I either booted the affected Mac to Target Disk Mode and connected it to a working Mac, and used the Finder to delete the files, or I booted into the Recovery partition and use Terminal to delete them (remembering to target "/Volume/Macintosh HD" in the commands). After removing those files, the Mac should be able to start up without kernel panicking, and the uninstall scripts for each product still remained, which I then ran in Terminal:

sudo /Applications/CarbonBlack/sensoruninst.sh
sudo /Applications/Bit9/uninstall.sh

This worked on all affected Macs that I had yesterday.

I am seeing this on 10.11 and 10.12, kernel panics after patch and restart. Booted in Safe Mode, removed Carbon Black, machine works again.

I've installed it on about 90 Macs so far and none of them have crashed. We're running McAfee ePO 10.2.2, and all computers are FileVaulted.

Just FYI, the only anti-virus/malware software my organization uses is Sophos. Our Sophos Central Endpoint clients are on 9.6.6 and we are not experiencing any boot-loops or kernel panics in my testing of our Macs running 10.11/10.12. I will continue testing and update you all if anything changes.

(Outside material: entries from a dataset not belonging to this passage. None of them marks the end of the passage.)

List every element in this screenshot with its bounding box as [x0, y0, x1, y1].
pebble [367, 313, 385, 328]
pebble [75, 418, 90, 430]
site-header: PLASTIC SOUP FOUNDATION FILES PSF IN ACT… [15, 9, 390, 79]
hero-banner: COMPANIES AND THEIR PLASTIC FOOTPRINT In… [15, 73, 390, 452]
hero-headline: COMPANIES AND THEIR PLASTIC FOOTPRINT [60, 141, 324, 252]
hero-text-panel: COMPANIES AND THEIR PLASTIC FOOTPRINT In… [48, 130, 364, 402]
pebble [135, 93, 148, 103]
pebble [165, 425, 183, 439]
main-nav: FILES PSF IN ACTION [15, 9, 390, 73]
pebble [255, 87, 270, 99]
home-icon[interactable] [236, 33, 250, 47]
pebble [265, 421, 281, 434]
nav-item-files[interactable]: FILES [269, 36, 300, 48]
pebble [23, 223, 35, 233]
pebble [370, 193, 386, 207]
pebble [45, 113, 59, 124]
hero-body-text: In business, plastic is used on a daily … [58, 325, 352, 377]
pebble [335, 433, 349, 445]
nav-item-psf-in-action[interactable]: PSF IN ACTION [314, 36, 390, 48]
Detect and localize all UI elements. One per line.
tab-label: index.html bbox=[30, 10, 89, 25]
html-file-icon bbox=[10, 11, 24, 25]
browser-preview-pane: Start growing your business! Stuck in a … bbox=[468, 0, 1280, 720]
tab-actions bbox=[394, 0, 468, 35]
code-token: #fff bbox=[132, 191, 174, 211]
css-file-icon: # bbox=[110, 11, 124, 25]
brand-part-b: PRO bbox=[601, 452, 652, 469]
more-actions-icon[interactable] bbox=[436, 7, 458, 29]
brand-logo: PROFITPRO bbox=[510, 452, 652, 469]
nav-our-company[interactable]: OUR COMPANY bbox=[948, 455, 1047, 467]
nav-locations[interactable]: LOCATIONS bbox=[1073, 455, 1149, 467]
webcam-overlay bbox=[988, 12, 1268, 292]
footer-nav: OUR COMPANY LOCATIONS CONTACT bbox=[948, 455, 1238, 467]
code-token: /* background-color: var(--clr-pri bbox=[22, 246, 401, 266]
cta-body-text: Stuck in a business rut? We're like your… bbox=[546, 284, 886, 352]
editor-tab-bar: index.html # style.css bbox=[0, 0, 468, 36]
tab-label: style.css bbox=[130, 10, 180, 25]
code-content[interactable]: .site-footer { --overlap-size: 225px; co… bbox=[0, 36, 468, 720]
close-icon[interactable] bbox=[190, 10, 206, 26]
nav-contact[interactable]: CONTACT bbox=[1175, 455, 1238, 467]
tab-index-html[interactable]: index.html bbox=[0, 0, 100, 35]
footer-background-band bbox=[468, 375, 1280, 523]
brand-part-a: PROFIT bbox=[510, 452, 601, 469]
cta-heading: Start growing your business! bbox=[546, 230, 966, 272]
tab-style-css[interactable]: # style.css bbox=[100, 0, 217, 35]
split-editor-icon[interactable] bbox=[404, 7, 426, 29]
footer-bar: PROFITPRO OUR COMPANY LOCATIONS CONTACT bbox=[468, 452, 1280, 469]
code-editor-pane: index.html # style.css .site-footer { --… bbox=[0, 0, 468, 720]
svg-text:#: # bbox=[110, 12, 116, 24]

Just wanted to add another data point to the thread since I've gleaned some useful information from it. Thanks, all.

It is Ensilo on our systems and not Sophos or OpenDNS. Did testing this morning with each software installed prior to installing 2018-001 to isolate which software was the issue.

After a macOS reinstall, the App store does show 2018-001 as being installed. I haven't seen any further issues on these systems. Even Ensilo console is reporting back properly.

Okay so we have seen the same issues with Carbon Black. We are removing the b9kernel.kext by going into recovery mode, then using disk utility and terminal to remove the offending kext. On reboot this has shown to work well.